Over the past year or two, I feel like other manufacturers have been catching up, slowly but surely, to the iPhone. Apple, seemingly unaware, has been sniffing a few trees and loitering non-chalantly. Then the sudden leap forward comes. Competitors must again find themselves 40 yards away, out of breath, dreading the next phase of the chase.

5 thoughts on “Apple unleashed

  1. Interesting post. If anything, I think the release of the new iPhone has given us a clear idea where Apple is heading with the iPad. I think next year (or earlier, it is Apple after all), we will see an iPad with dual cameras for video chat and the new retina display.

    I also find it interesting how Apple is slowing moving their desktop applications across to the mobile os, first safari, then iWork, and I suppose you could argue that the iPod app on the iPad is very close to resembling iTunes, and now, iMovie.

  2. Specifically about the latest iPhone, I feel the opposite. The list of features in the latest iPhone really made me yawn. All of the ooh-and-ah-generating features are already doable on nearly every new Android phone, and increasingly new BlackBerry phones. Yes, arguments can be made for and against Apple having done certain features better. But, the latest iPhone is not nearly as much of a game changer as 3G and 3GS were in my view.

  3. @appjudge, thanks for your comment and I agree with your observations 100%. I think the iPhone 4 is showing some likely enhancements to the next iPad (though I’d bet it only has a front-facing camera for video calls). Also, your note about moving things over to the mobile OS is good reinforcement of their device-led strategy in the future (aren’t iPads already outselling Macs anyway?).

    @Jason, you’re certainly the expert on mobile here, thank you for commenting! It’s likely a fault of my own that I’m just now aware of many of these features in Android phones. Perhaps you could post about the alternatives to the iPhone 4 here or if too lengthy, on your blog. I’d love to read it. I do like where Apple put their hardware muscle – slimness, “retina display,” gyroscope, media production (photos and video, which I’m sure were just catch-ups to other phones). This seems like the fulfillment of the hardware platform that will truly allow the software platform complete freedom to perform. But I’m already love the iPhone, so I might be using some rose-colored glasses. :)

  4. @Jason, while I agree that the 3G was a game changer, I find it hard to back the 3GS with the same enthusiasm. The 3GS introduced a speed bump and a compass- and that was all. The 4G is the first dramatic redesign of the phone since the 1st generation and we have yet to see how developers will make use of the gyroscope. I think much of the hype normally surrounding the launch of a new iPhone was lost due to the leaked prototypes.

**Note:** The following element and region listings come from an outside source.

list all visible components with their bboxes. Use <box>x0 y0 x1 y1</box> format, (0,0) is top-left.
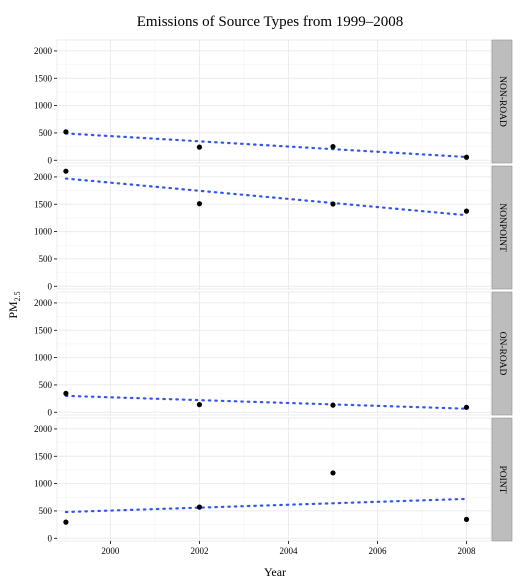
y-tick-label: 1000 <box>34 101 53 111</box>
data-point <box>196 402 203 408</box>
y-axis-title-subscript: 2.5 <box>13 291 22 301</box>
data-point <box>196 504 203 510</box>
trend-line <box>64 497 468 514</box>
x-axis-title: Year <box>264 565 286 579</box>
trend-line <box>64 177 468 217</box>
y-tick-label: 1000 <box>34 353 53 363</box>
data-point <box>63 390 69 397</box>
y-tick-label: 0 <box>48 155 53 165</box>
x-axis: 2000 2002 2004 2006 2008 <box>101 541 476 556</box>
x-tick-label: 2002 <box>190 546 208 556</box>
strip-background <box>491 165 513 290</box>
trend-line <box>64 132 468 159</box>
y-axis-title-main: PM <box>6 301 20 319</box>
data-point <box>330 201 336 207</box>
y-tick-label: 500 <box>39 254 53 264</box>
data-point <box>330 470 336 476</box>
panel-border <box>56 417 492 542</box>
panel-background <box>57 40 491 163</box>
trend-line <box>64 394 468 410</box>
y-tick-label: 1500 <box>34 73 53 83</box>
y-tick-label: 1500 <box>34 451 53 461</box>
data-point <box>330 144 336 150</box>
y-tick-label: 500 <box>39 380 53 390</box>
y-tick-label: 500 <box>39 128 53 138</box>
strip-background <box>491 39 513 164</box>
y-tick-label: 2000 <box>34 424 53 434</box>
data-point <box>463 208 470 214</box>
strip-label-point: POINT <box>497 466 507 494</box>
panel-background <box>57 418 491 541</box>
data-point <box>463 154 470 160</box>
data-point <box>63 129 69 135</box>
x-tick-label: 2008 <box>458 546 477 556</box>
strip-background <box>491 291 513 416</box>
strip-label-on-road: ON-ROAD <box>497 332 507 376</box>
data-point <box>463 404 470 410</box>
y-axis-title: PM2.5 <box>6 291 22 318</box>
panel-background <box>57 292 491 415</box>
data-point <box>330 402 336 408</box>
x-tick-label: 2006 <box>368 546 387 556</box>
panel-border <box>56 165 492 290</box>
data-point <box>196 144 203 150</box>
y-tick-label: 2000 <box>34 172 53 182</box>
panel-background <box>57 166 491 289</box>
y-tick-label: 1500 <box>34 325 53 335</box>
y-tick-label: 1000 <box>34 227 53 237</box>
panel-non-road: 0 500 1000 1500 2000 NON-ROAD <box>34 39 513 165</box>
y-tick-label: 1000 <box>34 479 53 489</box>
y-tick-label: 500 <box>39 506 53 516</box>
strip-label-nonpoint: NONPOINT <box>497 203 507 252</box>
y-tick-label: 0 <box>48 533 53 543</box>
x-tick-label: 2000 <box>101 546 120 556</box>
panel-nonpoint: 0 500 1000 1500 2000 NONPOINT <box>34 165 513 291</box>
chart-title: Emissions of Source Types from 1999–2008 <box>137 14 404 30</box>
data-point <box>63 168 69 174</box>
panel-border <box>56 39 492 164</box>
data-point <box>196 201 203 207</box>
panel-border <box>56 291 492 416</box>
panel-on-road: 0 500 1000 1500 2000 ON-ROAD <box>34 291 513 417</box>
panel-point: 0 500 1000 1500 2000 POINT <box>34 417 513 543</box>
y-tick-label: 0 <box>48 407 53 417</box>
y-tick-label: 2000 <box>34 46 53 56</box>
y-tick-label: 2000 <box>34 298 53 308</box>
x-tick-label: 2004 <box>279 546 298 556</box>
y-tick-label: 1500 <box>34 199 53 209</box>
data-point <box>463 516 470 523</box>
strip-label-non-road: NON-ROAD <box>497 76 507 127</box>
strip-background <box>491 417 513 542</box>
data-point <box>63 519 69 525</box>
y-tick-label: 0 <box>48 281 53 291</box>
panels-group: 0 500 1000 1500 2000 NON-ROAD 0 500 1000 1500 2000… <box>34 39 513 543</box>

    @Doug, Thanks- I’ am currently writing up an ‘article’ (if it can be called that) about the iPad for my blog. And I believe you are correct- they sell one iPad every three seconds…so that’s quite a few in the time you’ve taken to read this.

  5. I think this is a good point Doug. Apple really does take a perceptive leap ahead every time another maker gets close. Whether the Droid or any other phone is actually able to so many of the same things is irrelevant. In the eyes of the buying public, especially the Apple oriented crowd (which is substantial at this point) ONLY a new iPhone4G will get their money as they salivate for another one, like Pavlov’s dogs (to keep the canine metaphor going ;) ).

    Where I think this is all pointing is a revolution in the consumer video and photography editorial world, and further consumer entertainment in general. If you look at iPhoto, the iPod with video, the iPhone4G with HD video and new iMovie, then put them in the context of Steve Job’s “hobby” project, AppleTV… Then consider the next iPad. Its not difficult to envision a world where a person armed with Apple products can write, produce, edit and broadcast entire shows and print out all their own press kits etc. while sitting in one chair using built in or native apps. Can it be done now? Yes, with a modicum of difficulty on various hardware, but Apple is out for ease of use and could unify the experience, capturing dollars that might have otherwise gone to Sony, Panasonic, or other sectors of the Consumer Electronics market. Powerful stuff.